As a precautionary measure, companies doing business in Switzerland should consider taking the following steps:
- Identifying potential positions of relative market power: If a non-Swiss company sells its products or services to dependent Swiss customers, it may hold a position of relative market power, be it due to a “must have” quality of its products or services, the customer’s commercial dependency on the turnover achieved with these products or services, the customer’s dependency on spare parts, or other circumstances. Also, a non-Swiss company may hold a position of relative market power in relation to dependent Swiss suppliers as a customer of components or raw products. The Swiss law analysis is largely identical to the analysis under the German rules of relative market power. If and where relative market power is identified, compliance processes should be established to ensure that the company does not engage in abusive conduct in relation to the dependent Swiss party such as e.g., refusal to supply, tying/bundling, abusive rebates, price discrimination or, specifically in Switzerland, geographic price differentiation.

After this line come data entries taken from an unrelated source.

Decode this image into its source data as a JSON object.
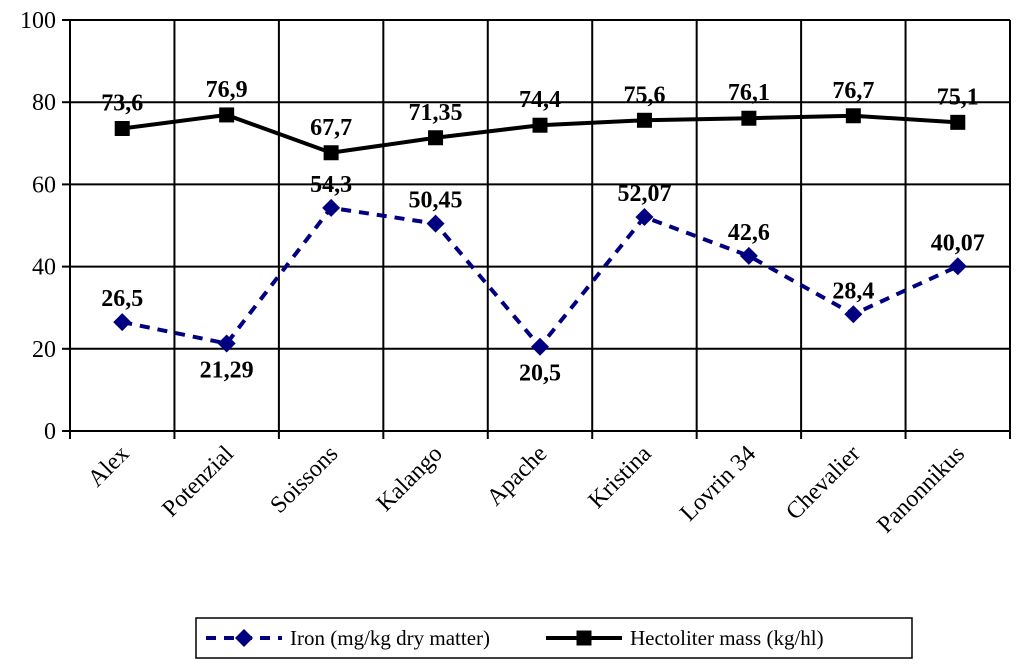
{
  "chart_data": {
    "type": "line",
    "categories": [
      "Alex",
      "Potenzial",
      "Soissons",
      "Kalango",
      "Apache",
      "Kristina",
      "Lovrin 34",
      "Chevalier",
      "Panonnikus"
    ],
    "ylim": [
      0,
      100
    ],
    "yticks": [
      0,
      20,
      40,
      60,
      80,
      100
    ],
    "grid": true,
    "legend_position": "bottom",
    "series": [
      {
        "name": "Iron (mg/kg dry matter)",
        "values": [
          26.5,
          21.29,
          54.3,
          50.45,
          20.5,
          52.07,
          42.6,
          28.4,
          40.07
        ],
        "labels": [
          "26,5",
          "21,29",
          "54,3",
          "50,45",
          "20,5",
          "52,07",
          "42,6",
          "28,4",
          "40,07"
        ],
        "color": "#000080",
        "line_style": "dashed",
        "marker": "diamond"
      },
      {
        "name": "Hectoliter mass (kg/hl)",
        "values": [
          73.6,
          76.9,
          67.7,
          71.35,
          74.4,
          75.6,
          76.1,
          76.7,
          75.1
        ],
        "labels": [
          "73,6",
          "76,9",
          "67,7",
          "71,35",
          "74,4",
          "75,6",
          "76,1",
          "76,7",
          "75,1"
        ],
        "color": "#000000",
        "line_style": "solid",
        "marker": "square"
      }
    ]
  }
}
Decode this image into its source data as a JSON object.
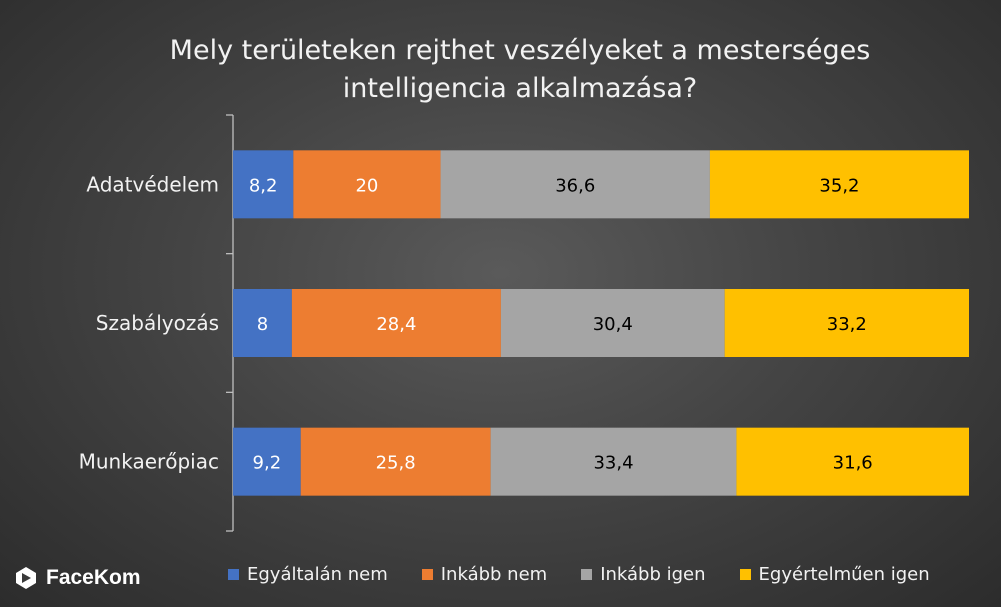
{
  "chart_data": {
    "type": "bar",
    "orientation": "horizontal",
    "stacked": "percent",
    "title": "Mely területeken rejthet veszélyeket a mesterséges intelligencia alkalmazása?",
    "title_lines": [
      "Mely területeken rejthet veszélyeket a mesterséges",
      "intelligencia alkalmazása?"
    ],
    "categories": [
      "Adatvédelem",
      "Szabályozás",
      "Munkaerőpiac"
    ],
    "series": [
      {
        "name": "Egyáltalán nem",
        "values": [
          8.2,
          8,
          9.2
        ],
        "labels": [
          "8,2",
          "8",
          "9,2"
        ],
        "color": "#4472C4",
        "label_color": "#ffffff"
      },
      {
        "name": "Inkább nem",
        "values": [
          20,
          28.4,
          25.8
        ],
        "labels": [
          "20",
          "28,4",
          "25,8"
        ],
        "color": "#ED7D31",
        "label_color": "#ffffff"
      },
      {
        "name": "Inkább igen",
        "values": [
          36.6,
          30.4,
          33.4
        ],
        "labels": [
          "36,6",
          "30,4",
          "33,4"
        ],
        "color": "#A5A5A5",
        "label_color": "#000000"
      },
      {
        "name": "Egyértelműen igen",
        "values": [
          35.2,
          33.2,
          31.6
        ],
        "labels": [
          "35,2",
          "33,2",
          "31,6"
        ],
        "color": "#FFC000",
        "label_color": "#000000"
      }
    ],
    "xlim": [
      0,
      100
    ],
    "grid": false,
    "legend_position": "bottom"
  },
  "brand": {
    "name": "FaceKom",
    "icon": "facekom-logo-icon"
  },
  "colors": {
    "background": "#444444",
    "text": "#f2f2f2",
    "axis": "#bfbfbf"
  }
}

- Identifying risks arising from potential geographic price differentiation: In view of the new Swiss rules being increasingly applied and invoked, suppliers with relative market power may want to assess their individual risk of orders being placed by Swiss customers at foreign sales entities and of claims of geographic price differentiation being brought by Swiss customers under the new Swiss rules. As a first step, companies should analyze products and services that may confer relative market power, Swiss customers depending on these products and services, channels of import and distribution of these products and services, and differences between Swiss and foreign purchase prices and conditions. Based on this information, a commercial and legal defense strategy can be prepared.